US attorney asked to resign after Trump announced he would fire him

Trump asked the DOJ to fire an American lawyer after complaining “they hadn’t found anything” in Atlanta.

The report further sheds light on the mystery surrounding the abrupt departure of BJay Pak, the Trump-appointed American lawyer from Atlanta who resigned suddenly on January 4, after previously telling associates he would not resign until the nomination. .

Trump had told senior Justice Department and White House officials that he intended to fire Pak for not doing enough to investigate suspected election fraud, according to the report. Officials convinced Trump to let them get an immediate resignation from Pak instead.

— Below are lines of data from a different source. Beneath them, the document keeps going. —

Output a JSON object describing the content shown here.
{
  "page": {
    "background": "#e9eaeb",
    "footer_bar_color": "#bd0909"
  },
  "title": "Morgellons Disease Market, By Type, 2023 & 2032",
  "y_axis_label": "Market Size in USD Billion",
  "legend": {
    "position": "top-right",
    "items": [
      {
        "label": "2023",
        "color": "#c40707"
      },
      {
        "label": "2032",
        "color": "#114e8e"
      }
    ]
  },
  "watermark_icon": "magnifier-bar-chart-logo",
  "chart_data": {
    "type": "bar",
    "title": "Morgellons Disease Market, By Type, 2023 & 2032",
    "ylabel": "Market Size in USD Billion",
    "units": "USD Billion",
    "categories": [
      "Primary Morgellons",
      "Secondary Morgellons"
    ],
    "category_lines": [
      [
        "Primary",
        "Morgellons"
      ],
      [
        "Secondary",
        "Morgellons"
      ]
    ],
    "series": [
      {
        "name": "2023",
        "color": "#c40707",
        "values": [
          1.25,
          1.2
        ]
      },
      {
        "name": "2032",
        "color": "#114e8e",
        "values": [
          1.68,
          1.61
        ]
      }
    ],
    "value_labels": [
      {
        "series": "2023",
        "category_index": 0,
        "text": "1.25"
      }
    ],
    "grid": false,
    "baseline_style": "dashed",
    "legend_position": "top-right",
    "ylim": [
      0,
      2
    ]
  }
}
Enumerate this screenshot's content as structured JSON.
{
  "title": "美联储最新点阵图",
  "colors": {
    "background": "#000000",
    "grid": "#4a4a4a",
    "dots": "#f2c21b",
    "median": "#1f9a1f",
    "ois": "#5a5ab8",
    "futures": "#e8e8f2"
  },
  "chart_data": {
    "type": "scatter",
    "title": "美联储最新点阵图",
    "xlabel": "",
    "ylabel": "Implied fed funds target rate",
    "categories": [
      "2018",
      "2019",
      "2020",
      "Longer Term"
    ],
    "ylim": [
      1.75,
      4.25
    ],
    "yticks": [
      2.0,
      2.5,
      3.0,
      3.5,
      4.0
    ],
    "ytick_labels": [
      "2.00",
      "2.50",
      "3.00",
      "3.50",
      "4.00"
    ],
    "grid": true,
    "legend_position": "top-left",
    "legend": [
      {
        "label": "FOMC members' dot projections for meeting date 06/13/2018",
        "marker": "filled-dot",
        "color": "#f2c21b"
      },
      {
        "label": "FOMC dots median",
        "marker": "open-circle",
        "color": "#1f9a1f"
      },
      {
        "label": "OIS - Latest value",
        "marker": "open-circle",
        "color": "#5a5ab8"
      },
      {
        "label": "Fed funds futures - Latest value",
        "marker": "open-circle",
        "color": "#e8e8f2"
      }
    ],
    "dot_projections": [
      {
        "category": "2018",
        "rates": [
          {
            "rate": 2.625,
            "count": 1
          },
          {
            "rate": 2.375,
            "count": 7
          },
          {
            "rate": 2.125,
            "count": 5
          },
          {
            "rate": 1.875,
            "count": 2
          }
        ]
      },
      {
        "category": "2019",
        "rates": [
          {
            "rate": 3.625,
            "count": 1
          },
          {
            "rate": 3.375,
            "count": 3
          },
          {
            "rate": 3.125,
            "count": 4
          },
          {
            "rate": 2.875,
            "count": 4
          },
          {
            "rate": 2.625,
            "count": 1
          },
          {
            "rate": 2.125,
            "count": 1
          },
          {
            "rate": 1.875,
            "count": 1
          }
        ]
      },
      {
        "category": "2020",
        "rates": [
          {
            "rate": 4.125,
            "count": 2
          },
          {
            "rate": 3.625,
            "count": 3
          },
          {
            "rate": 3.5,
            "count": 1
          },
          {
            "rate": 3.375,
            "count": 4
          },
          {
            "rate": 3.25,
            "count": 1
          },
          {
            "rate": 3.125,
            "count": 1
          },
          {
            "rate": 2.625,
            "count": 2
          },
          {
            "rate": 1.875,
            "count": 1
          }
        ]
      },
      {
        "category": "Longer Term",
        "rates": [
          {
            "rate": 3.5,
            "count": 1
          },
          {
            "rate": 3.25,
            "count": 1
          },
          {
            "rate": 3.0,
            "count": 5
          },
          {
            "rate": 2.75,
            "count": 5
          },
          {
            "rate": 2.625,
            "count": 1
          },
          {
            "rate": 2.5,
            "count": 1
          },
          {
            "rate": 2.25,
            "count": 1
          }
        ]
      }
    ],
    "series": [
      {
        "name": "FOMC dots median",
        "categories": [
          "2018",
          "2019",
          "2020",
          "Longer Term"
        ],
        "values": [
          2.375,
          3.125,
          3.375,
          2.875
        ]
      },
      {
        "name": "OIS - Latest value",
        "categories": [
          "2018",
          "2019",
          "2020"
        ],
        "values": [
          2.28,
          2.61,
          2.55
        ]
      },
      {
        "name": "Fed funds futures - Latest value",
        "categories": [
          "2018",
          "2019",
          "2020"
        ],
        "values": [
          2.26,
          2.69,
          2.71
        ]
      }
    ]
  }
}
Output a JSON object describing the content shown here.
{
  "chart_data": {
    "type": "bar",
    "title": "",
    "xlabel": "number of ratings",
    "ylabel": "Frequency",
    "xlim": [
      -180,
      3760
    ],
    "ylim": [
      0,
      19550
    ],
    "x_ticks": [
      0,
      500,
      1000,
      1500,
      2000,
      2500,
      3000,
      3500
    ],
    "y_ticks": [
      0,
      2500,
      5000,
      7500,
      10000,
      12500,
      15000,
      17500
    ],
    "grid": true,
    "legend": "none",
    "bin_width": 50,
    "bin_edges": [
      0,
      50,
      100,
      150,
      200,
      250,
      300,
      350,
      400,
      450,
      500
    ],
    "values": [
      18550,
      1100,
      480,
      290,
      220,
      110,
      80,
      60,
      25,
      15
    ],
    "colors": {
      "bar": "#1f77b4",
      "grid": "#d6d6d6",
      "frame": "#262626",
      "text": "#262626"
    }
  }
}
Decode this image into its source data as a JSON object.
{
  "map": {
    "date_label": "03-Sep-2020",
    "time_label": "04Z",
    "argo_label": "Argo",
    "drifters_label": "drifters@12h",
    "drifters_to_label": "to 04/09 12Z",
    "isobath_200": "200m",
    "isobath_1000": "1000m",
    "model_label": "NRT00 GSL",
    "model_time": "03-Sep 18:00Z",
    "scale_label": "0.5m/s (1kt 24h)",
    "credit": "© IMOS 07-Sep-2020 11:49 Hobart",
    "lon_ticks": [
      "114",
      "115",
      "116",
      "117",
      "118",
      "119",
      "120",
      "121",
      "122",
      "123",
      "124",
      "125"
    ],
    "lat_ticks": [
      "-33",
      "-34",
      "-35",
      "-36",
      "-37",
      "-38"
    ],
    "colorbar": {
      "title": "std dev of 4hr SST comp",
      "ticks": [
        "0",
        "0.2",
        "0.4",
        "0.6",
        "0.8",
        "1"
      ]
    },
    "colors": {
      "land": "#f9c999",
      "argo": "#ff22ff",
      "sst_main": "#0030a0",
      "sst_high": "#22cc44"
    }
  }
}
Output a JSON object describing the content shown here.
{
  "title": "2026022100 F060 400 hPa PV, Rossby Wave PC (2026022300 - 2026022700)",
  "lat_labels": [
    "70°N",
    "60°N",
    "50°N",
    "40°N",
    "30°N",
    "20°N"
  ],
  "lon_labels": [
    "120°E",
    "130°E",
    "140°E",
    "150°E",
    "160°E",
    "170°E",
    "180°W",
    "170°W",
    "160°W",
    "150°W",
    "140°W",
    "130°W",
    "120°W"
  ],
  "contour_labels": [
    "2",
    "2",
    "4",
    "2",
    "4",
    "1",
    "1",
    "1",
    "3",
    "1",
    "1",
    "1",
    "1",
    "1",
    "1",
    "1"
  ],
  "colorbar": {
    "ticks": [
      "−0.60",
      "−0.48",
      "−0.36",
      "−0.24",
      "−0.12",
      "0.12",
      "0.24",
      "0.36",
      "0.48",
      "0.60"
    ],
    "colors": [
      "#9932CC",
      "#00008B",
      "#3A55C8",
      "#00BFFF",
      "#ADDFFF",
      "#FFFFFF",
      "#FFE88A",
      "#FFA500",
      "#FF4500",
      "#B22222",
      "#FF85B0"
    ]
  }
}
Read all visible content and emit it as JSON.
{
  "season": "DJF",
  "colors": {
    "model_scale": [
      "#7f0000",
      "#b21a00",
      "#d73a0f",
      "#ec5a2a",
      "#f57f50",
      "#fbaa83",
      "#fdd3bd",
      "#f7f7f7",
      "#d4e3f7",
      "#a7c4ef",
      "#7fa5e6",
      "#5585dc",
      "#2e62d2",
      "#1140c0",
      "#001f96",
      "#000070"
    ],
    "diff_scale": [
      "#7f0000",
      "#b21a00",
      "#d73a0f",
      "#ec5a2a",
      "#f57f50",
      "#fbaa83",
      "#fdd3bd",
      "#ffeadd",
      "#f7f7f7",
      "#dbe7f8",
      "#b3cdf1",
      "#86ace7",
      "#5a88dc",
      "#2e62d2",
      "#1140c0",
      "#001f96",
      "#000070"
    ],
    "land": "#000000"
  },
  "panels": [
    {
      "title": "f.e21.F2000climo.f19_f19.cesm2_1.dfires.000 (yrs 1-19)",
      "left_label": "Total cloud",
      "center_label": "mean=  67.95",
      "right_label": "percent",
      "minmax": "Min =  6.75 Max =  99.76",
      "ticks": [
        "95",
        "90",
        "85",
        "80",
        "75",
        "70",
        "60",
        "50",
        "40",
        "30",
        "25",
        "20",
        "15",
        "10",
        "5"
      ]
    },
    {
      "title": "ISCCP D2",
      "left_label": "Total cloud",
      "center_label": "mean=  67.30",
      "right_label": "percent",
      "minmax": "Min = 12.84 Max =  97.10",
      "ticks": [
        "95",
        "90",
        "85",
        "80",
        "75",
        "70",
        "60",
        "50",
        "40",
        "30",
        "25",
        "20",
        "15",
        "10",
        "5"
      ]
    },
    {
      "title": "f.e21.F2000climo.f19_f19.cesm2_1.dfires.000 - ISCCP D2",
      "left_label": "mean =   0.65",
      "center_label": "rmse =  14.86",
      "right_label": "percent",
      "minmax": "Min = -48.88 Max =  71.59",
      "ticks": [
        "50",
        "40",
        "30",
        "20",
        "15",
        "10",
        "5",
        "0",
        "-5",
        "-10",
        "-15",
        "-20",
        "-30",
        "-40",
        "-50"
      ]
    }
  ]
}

Trump, according to Donohue, grumbled at the Oval Office meeting that Pak was “never-Trumper.” Trump also asked Donohue to replace Pak with Savannah U.S. Attorney Bobby Christine, bypassing the normal chain of succession that would have instead elevated a career civil servant to the Atlanta office. Donohue told the panel that Trump said something like “Well, if this guy is good maybe something will be done,” which Donohue interpreted as some kind of investigation that hadn’t been done. done.

In fact, Pak – at the behest of then Attorney General William Barr, who left in late December – took additional steps to investigate questionable allegations of electoral fraud, according to the report, even after election officials Georgians have refuted the allegations. . Barr asked Pak to make it a “top priority” to examine Rudy Giuliani’s claims about a suitcase supposedly containing ballots at a voting site in Georgia, Pak testified in the Senate. .

Pak eventually reported to Justice Department officials that “there was no substance to the allegations,” he testified.

CNN’s Tierney Sneed, Katelyn Polantz and Whitney Wild contributed to this report.